1 The second sentence of the Joint Stipulation at ¶ 2 erroneously references federal Form 1040 rather than Wisconsin Form 1; however, the attached Exhibits 6-8 are correctly the Petitioners' amended Wisconsin Form 1X, which incorporates the amended federal Form 1040X. Exhibit 9 is the Petitioners' Wisconsin Form 1 and federal Form 1040 for 2012.
2 On June 9, 2017, a representative of the Trust filed a letter brief. As the Trust is not a party to the pending matter, that letter has been disregarded and not considered in the determination of this motion.
3 The Commission makes no decision or comment regarding the Department's use of its discretion in the settlement of this issue.

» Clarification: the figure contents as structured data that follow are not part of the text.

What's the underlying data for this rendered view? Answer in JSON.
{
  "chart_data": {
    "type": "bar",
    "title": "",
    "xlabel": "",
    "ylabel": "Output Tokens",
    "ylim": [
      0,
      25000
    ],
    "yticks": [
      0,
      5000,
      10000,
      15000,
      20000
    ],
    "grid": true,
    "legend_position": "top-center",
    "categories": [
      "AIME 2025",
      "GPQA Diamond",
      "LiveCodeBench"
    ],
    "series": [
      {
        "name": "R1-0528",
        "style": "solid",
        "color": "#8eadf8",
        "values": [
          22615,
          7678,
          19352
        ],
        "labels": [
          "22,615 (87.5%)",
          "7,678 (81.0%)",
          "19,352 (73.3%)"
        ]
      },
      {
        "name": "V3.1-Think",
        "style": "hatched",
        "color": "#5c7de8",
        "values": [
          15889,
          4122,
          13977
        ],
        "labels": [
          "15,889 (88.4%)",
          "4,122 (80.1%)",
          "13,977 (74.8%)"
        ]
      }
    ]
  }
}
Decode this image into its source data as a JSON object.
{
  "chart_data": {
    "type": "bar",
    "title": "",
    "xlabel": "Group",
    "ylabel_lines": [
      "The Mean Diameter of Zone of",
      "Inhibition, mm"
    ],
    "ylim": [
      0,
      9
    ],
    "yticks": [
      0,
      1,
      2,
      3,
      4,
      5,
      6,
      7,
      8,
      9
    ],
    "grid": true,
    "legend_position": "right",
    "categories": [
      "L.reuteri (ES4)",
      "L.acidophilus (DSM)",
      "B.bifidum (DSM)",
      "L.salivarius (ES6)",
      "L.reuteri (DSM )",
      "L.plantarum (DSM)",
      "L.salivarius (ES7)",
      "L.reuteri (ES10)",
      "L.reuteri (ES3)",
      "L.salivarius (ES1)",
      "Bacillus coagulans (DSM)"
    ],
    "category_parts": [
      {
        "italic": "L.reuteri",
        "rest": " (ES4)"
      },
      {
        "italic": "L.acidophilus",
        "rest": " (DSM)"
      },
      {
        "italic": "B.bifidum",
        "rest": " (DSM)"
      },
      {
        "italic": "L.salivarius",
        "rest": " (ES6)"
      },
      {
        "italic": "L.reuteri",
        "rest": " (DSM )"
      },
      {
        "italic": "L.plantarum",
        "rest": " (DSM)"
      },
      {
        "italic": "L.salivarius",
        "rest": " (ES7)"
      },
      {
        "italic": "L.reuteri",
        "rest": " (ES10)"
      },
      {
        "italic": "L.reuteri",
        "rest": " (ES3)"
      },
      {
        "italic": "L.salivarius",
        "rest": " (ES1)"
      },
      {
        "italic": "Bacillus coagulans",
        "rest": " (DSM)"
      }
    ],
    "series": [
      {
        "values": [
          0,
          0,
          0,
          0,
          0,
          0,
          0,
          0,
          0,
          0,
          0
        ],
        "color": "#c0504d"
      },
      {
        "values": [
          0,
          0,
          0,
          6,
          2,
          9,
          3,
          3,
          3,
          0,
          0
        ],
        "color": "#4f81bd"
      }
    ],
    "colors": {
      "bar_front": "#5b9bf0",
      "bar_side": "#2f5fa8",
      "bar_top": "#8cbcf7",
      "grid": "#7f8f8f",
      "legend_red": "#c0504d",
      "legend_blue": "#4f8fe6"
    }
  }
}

The Commission makes no endorsement of any legal principal for purposes of precedent in future matters based upon this settlement by the Department.
4 The Commission's noting of the Petitioners' statement should not be construed as the Commission's agreement with any IRS determination related to the Petitioners' past matters before the IRS.
5 The amounts for 2011 and 2012 are different by one dollar likely due to rounding. There is a $2,000 difference for 2010. This is due to the Petitioners using an amount of $58,400 for actual cash received for 2010 in their Prehearing Memorandum but subsequently stipulating that the actual cash received in 2010 was $60,400.
6 While this statement is contained in what is called a "cover letter," it is clear to the Commission that the information contained in the five-page letter is additional argument and explanation that these pro se Petitioners intend to be considered by the Commission.